La tercera parte, escrita como un
monólogo dramático, es un libro diferente. Comparte la escritura magmática, el
ritmo sincopado y los destellos estilísticos, pero el lirismo describe, como
una máscara de personaje clásico, a un personaje: «La Sra K». El sexo casual o
desvinculado de una relación amorosa, o directamente la prostitución, ha sido
objeto de excelentes poemas en la tradición literaria casi siempre escritos
desde una óptica masculina.

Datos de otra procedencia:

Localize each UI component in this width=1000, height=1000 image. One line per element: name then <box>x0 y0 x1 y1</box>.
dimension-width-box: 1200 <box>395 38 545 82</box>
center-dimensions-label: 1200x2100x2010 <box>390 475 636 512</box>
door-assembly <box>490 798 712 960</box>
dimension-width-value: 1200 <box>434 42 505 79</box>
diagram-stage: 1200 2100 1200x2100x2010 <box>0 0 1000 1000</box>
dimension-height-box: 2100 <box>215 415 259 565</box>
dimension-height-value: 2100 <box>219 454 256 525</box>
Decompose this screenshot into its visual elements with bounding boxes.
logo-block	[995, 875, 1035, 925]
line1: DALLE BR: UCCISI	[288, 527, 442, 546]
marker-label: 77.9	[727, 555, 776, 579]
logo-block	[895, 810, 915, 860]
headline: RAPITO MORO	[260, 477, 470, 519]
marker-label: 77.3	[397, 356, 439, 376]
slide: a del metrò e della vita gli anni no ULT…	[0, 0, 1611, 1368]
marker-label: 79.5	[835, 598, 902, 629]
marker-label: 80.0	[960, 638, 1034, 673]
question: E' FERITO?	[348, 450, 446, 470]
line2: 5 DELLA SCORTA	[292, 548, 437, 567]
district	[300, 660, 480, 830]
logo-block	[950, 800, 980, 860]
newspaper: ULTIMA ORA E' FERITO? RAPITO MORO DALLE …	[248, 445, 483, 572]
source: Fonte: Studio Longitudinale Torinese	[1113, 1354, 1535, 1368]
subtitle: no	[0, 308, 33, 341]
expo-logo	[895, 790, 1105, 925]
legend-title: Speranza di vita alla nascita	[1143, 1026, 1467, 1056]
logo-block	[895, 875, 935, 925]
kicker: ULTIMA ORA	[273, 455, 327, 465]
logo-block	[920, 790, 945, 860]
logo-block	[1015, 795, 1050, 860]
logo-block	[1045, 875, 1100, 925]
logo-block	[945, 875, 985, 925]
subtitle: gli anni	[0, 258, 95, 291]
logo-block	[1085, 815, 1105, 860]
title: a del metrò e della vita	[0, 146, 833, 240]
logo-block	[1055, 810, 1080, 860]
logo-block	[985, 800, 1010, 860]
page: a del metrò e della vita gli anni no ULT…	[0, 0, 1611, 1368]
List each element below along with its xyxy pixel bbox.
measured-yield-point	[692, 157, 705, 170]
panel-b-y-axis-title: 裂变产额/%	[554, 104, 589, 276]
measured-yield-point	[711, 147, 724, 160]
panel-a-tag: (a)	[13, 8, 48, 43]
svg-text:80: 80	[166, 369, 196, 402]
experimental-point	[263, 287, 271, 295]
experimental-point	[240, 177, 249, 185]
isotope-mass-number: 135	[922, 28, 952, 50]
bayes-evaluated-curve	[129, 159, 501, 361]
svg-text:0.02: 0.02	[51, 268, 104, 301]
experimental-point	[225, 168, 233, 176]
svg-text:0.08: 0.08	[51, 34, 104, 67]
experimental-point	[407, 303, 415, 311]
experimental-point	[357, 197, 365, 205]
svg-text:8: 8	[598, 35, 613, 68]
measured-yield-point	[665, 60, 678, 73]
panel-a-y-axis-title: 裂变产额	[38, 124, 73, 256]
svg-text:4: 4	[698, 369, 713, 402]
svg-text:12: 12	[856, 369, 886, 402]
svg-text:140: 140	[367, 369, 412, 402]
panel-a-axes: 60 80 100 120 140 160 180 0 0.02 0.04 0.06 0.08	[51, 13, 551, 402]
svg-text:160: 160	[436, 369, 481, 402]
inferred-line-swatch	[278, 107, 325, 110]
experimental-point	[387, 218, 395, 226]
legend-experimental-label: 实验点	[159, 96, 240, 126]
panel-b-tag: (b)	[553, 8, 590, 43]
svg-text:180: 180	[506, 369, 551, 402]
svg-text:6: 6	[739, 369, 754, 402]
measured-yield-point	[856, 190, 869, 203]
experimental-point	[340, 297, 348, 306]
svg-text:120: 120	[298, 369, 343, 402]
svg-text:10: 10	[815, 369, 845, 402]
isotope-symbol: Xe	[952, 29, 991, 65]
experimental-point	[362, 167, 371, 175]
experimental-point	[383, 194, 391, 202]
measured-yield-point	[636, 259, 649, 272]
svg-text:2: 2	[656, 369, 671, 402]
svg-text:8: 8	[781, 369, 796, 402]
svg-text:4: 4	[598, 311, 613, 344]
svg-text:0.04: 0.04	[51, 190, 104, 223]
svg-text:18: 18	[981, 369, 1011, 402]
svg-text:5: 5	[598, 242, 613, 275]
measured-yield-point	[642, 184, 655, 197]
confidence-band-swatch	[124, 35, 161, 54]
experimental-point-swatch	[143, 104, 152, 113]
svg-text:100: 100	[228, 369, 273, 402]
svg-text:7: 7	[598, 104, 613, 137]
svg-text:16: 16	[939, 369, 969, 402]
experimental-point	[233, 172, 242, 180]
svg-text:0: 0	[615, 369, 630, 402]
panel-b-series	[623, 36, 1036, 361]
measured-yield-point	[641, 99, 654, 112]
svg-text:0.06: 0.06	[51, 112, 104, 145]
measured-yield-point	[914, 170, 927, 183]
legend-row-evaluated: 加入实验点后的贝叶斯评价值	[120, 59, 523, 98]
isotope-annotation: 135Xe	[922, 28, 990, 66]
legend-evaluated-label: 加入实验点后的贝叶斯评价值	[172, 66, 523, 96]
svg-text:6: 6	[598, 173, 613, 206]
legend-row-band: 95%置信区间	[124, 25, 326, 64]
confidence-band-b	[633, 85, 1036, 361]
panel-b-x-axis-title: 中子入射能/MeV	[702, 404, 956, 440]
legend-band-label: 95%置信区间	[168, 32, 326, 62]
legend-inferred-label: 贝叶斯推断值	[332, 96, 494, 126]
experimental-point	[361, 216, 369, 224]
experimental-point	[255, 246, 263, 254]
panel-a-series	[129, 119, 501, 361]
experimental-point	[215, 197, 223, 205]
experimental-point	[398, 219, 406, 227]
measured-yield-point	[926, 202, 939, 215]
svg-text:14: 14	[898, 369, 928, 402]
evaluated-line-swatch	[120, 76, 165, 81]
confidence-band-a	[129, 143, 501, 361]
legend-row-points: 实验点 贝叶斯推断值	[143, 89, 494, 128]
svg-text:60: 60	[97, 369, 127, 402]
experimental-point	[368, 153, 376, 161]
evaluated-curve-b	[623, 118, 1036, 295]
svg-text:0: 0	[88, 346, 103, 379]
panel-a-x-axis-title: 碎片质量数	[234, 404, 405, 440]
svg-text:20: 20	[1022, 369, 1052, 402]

Recuerdo, por ejemplo, el poema «Con pobreza estaba
decorada la habitación» de Manuel Álvarez Ortega (1923-2014) que después de
describir el desolado ambiente de un prostíbulo, narra «cómo la vieja mujer
atrae al adolescente / lo lleva hacia un ámbito de sombra»… y «sobre sus pechos
/ él siente ganas de llorar». La sentimentalidad del adolescente que sacrifica
la pureza emerge diáfana en el poema, pero nada se sabe de «la vieja mujer» que
seduce al adolescente: ¿beberá en él alguna nostalgia?, ¿esperará alguna
compensación íntima?, ¿redimirá algún fracaso?
Carol Gómez Pelegrín, a través de su
personaje, la Sra. K —que no solo
evoca un personaje kafkiano, sino también la incierta amada de Georges Bataille
en sus diarios—, reconstruye esa experiencia y sentimentalidad desde el punto
de vista de la mujer. Sin prejuicios, sin clichés, sin sociología. Un sujeto
poético que emerge ante una experiencia: «Desconozco sus nombres, se presenta /
sin rostro y la polla / colgando entre pliegues / con regusto a lunes, a
pescado hervido, a pequeñísimas / mentiras domésticas…».
Los poemas dibujan el retrato
existencial de la desalmada experiencia, en
la que una voz femenina relata con detalle de forense los gestos fosilizados
del comportamiento masculino, y lo hace solo para descubrir en su interior sus
propias perplejidades humanas y líricas. Y, de paso, también para extraer no
pocas lecciones de filosofía shakesperiana: «…lo ferozmente vivo / está
ferozmente triste, hacer la lista de lo que falta en la nevera / también es
inequívocamente / una señal / de permanecer con vida».